Somehow makes you want to know just a teensy bit more doesn't it? As first lines go it has to win prizes for dragging you in by the ears.
Next up the shallow grave is discovered on the building site and Erlendur is in there with his team solving the crime.
Adele assured me this was about real people living real lives and I can think of no better way to describe it.Lots of tragic stories made more tragic because it's so frigging cold all the
time and the permo-semi-darkness just adds to the atmospherics. Surely the crime writer's gift of a geographical setting, much of the work already done.I wonder is it possible to write a blissfully happy book about such a place where they also have almost 24 hours of sunlight, or must they all be on the miserable side of depressing? It would be good to read some and I'm sure you'll tell me if they are out there, the search is on for happy Icelandic book.
There's a domestic violence thread that just keeps you helplessly turning the pages, the requisite red herrings to lead you to make false assumptions which you then instantly question, and it all ties up as the secrets are slowly revealed.
Erlandur is DCI Troubled if ever there was one, plenty of tangled family baggage to unpack a sock at a time and unusual socks at that; a comatose drug-using daughter for starters.
I struggled mildly with the pronunciation of the names until I opened another Icelandic acquisition by Halldor Laxness.

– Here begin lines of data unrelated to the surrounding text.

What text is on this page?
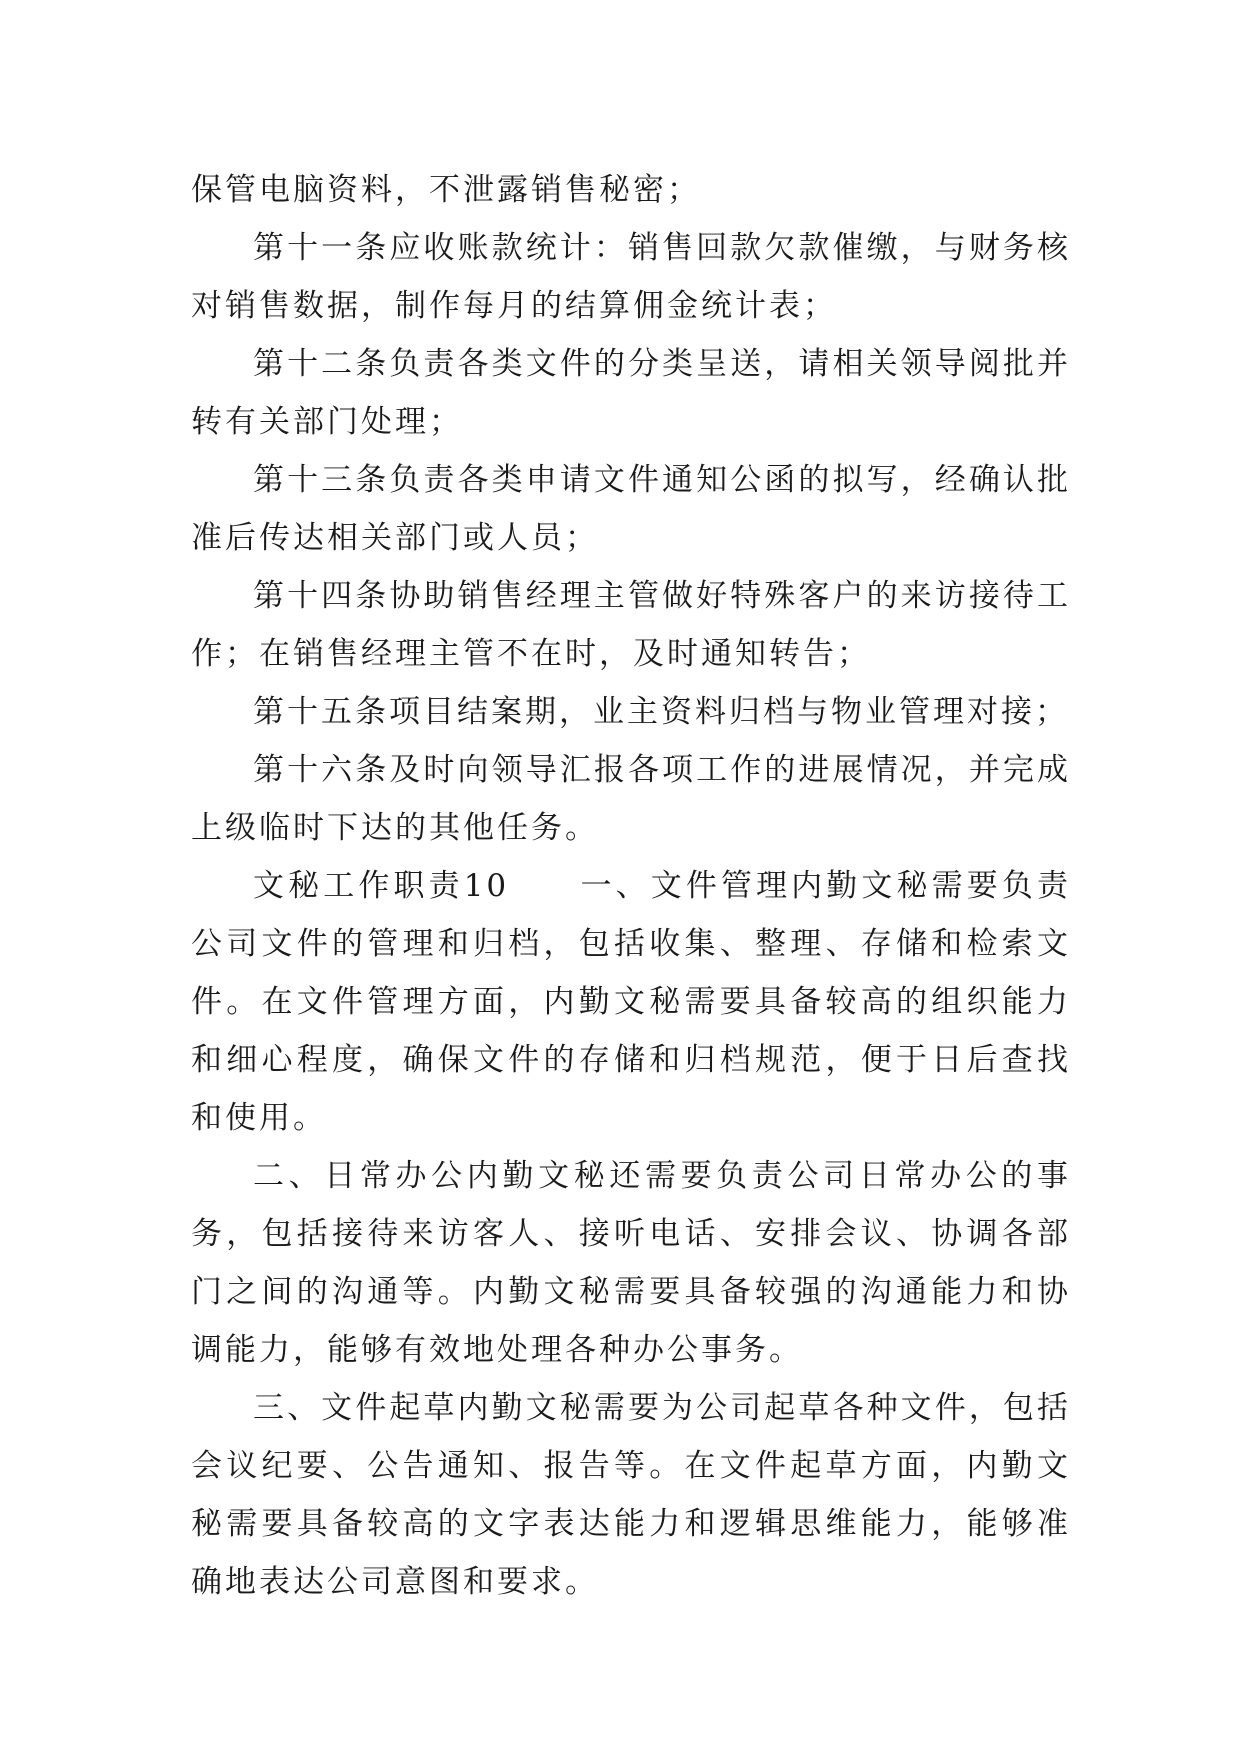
保管电脑资料，不泄露销售秘密；

第十一条应收账款统计：销售回款欠款催缴，与财务核对销售数据，制作每月的结算佣金统计表；

第十二条负责各类文件的分类呈送，请相关领导阅批并转有关部门处理；

第十三条负责各类申请文件通知公函的拟写，经确认批准后传达相关部门或人员；

第十四条协助销售经理主管做好特殊客户的来访接待工作；在销售经理主管不在时，及时通知转告；

第十五条项目结案期，业主资料归档与物业管理对接；

第十六条及时向领导汇报各项工作的进展情况，并完成上级临时下达的其他任务。

文秘工作职责10　　一、文件管理内勤文秘需要负责公司文件的管理和归档，包括收集、整理、存储和检索文件。在文件管理方面，内勤文秘需要具备较高的组织能力和细心程度，确保文件的存储和归档规范，便于日后查找和使用。

二、日常办公内勤文秘还需要负责公司日常办公的事务，包括接待来访客人、接听电话、安排会议、协调各部门之间的沟通等。内勤文秘需要具备较强的沟通能力和协调能力，能够有效地处理各种办公事务。

三、文件起草内勤文秘需要为公司起草各种文件，包括会议纪要、公告通知、报告等。在文件起草方面，内勤文秘需要具备较高的文字表达能力和逻辑思维能力，能够准确地表达公司意图和要求。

This one was translated by dear old Magnus Magnusson and bless him he's put in one of those helpful vade mecum, A Dummies Guide to Talking Icelandic in the front.
Once you know what all the little inflections over the letters mean you too can sound the part and I'm getting quite fluent in an English Nordic-Terry Wogan sort of way, it's the 'o' as in 'note' that cracks it.Then of course I've been saying Indridason all wrong too and you've all been too polite to tell me, that funny second 'd' would seem to be a 'th' as in 'breathe' making it Indrithason but will stand corrected if any Icelanders or Helen Slavin drop by.Helen it would seem has gone the whole banana and is learning the language.
I have the rest of Arnaldur's books on the way (not from Those Bad Book People, it's the Great River this time) and thanks to everyone who has sent links, he's been a great discovery.While I'm 'oop North' I might as well drop in on Henning Mankell and Kerstin Ekman, any others in need of a visit?